Ein Ausgleich zur Arbeit als Schreiner
Selber führt Peter Gauch keinen Landwirtschaftsbetrieb, er verpachtet jedoch noch Land. Ein Erbe seines Grossvaters, der am selben Fleck Erde bauerte. Der Betrieb wurde aufgegeben. Wäre der Stall noch da gewesen, als Gauch das Grundstück übernahm, hätte er wohl selber weiterhin Tiere gehabt, erzählt er, als die BauernZeitung ihn an einem Nachmittag im Februar in Alterswil im Kanton Freiburg besucht.

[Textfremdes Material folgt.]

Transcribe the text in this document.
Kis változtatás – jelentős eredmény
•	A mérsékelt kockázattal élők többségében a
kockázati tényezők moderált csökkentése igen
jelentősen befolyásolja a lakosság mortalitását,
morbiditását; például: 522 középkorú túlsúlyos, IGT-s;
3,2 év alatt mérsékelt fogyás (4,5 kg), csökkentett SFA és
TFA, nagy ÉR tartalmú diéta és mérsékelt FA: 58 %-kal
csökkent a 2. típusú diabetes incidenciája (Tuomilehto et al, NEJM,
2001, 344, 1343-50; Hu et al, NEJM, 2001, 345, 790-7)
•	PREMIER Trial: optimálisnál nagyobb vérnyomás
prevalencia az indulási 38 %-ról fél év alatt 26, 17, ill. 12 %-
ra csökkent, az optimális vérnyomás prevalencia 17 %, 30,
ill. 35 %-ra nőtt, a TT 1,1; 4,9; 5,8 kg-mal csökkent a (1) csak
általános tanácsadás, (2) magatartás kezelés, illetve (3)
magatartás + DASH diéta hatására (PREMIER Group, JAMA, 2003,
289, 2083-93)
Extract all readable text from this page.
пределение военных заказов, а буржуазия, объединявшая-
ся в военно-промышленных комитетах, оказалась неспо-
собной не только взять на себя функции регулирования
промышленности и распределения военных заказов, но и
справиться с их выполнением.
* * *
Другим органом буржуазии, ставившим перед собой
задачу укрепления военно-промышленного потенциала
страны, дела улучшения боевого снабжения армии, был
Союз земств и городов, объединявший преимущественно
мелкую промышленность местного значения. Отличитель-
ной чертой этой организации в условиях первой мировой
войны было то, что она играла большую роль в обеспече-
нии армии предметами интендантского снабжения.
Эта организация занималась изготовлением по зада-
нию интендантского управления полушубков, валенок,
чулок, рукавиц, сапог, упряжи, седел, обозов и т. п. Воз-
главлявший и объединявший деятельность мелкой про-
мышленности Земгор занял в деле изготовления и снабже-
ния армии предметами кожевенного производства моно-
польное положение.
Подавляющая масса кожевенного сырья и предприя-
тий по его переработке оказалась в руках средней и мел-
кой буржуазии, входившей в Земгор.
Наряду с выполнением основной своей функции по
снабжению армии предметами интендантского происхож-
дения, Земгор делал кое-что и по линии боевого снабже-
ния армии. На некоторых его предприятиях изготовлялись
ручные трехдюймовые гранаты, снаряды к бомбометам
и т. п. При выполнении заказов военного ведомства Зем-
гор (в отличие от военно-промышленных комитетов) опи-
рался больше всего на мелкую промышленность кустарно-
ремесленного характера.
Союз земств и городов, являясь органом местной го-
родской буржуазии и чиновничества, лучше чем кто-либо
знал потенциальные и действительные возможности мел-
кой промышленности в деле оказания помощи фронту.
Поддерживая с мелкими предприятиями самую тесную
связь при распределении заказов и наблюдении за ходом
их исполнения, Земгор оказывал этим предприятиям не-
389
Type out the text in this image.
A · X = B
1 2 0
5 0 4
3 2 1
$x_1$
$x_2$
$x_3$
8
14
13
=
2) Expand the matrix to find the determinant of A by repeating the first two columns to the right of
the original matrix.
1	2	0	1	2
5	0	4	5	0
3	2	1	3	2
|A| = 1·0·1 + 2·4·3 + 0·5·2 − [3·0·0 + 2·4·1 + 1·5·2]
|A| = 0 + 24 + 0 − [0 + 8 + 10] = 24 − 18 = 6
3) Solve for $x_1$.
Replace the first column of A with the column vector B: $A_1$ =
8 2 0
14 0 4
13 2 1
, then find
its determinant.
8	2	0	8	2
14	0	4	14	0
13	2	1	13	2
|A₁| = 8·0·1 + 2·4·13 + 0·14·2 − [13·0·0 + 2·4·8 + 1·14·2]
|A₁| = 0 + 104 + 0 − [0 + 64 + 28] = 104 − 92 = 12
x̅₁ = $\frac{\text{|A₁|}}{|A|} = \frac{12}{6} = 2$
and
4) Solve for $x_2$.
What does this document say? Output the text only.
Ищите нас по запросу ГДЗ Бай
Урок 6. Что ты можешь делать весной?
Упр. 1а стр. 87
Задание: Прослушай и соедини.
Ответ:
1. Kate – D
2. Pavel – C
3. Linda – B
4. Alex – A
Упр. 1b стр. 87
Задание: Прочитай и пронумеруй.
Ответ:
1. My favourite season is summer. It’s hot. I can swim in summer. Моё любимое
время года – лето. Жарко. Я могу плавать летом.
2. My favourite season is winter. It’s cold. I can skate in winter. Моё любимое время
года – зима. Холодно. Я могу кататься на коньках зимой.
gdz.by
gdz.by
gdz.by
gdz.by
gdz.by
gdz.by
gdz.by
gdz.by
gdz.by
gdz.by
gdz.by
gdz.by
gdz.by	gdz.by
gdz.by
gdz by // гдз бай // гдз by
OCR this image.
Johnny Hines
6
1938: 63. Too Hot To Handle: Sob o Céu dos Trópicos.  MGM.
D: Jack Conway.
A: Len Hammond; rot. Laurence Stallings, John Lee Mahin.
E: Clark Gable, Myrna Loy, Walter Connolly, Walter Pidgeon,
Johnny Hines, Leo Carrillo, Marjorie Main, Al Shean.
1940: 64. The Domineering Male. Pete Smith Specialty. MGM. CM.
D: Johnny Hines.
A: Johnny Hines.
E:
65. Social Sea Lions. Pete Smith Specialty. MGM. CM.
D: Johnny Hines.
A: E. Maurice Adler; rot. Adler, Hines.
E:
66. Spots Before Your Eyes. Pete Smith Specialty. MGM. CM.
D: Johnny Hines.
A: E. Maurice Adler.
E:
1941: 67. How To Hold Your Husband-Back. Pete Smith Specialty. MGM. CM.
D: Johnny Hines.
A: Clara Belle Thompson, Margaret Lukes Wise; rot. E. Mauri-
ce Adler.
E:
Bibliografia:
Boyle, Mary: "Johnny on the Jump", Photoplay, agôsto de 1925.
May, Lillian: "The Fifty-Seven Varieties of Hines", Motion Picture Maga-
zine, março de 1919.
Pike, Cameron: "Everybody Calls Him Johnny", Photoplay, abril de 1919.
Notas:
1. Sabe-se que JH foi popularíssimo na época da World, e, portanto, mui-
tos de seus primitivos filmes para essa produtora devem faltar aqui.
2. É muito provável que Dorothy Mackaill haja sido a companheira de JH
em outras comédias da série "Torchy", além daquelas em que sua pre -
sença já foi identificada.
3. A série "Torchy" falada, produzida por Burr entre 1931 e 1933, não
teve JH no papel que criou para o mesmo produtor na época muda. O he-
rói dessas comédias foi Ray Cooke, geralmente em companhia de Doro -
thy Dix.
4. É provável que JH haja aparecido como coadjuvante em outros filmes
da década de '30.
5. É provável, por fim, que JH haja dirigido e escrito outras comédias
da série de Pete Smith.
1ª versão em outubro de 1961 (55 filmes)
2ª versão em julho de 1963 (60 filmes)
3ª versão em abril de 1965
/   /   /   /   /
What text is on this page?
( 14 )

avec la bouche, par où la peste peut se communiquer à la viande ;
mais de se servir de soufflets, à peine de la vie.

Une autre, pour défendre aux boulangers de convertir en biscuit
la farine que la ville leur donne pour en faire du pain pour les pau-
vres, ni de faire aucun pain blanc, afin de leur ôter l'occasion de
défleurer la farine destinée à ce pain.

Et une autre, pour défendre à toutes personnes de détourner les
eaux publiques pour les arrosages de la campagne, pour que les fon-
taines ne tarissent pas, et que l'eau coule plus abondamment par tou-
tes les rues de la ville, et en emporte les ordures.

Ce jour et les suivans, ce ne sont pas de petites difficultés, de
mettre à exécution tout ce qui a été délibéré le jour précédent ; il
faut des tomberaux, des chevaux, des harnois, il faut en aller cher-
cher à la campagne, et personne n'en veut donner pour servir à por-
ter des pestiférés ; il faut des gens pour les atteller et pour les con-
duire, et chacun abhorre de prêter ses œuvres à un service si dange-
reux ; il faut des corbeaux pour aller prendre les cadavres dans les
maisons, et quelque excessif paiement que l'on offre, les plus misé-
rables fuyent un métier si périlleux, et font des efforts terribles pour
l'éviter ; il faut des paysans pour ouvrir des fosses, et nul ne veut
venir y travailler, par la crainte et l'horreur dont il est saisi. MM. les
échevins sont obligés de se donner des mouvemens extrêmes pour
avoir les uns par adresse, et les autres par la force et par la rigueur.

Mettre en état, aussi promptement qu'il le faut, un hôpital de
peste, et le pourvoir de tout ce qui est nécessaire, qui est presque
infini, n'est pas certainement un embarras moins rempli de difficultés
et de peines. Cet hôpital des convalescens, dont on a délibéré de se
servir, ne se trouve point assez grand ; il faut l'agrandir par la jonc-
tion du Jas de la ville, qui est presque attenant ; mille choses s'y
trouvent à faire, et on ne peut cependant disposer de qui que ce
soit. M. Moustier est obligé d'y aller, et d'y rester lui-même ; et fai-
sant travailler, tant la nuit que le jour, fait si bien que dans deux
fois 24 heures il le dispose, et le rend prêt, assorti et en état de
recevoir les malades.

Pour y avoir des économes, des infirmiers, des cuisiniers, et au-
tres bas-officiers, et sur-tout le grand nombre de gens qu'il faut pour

Stattdessen hat sich Peter Gauch als Möbelschreiner selbstständig gemacht und führt neben seinem Wohnhaus eine eigene Werkstatt. Für ihn ist das Fertigen der Treichelriemen ein Ausgleich zu seiner Arbeit. «Das ist einfach ‹Büez›, die mich erfüllt, wo ich ganz andere Gedanken habe, als wenn ich unter Zeitdruck Möbel herstelle», sagt er.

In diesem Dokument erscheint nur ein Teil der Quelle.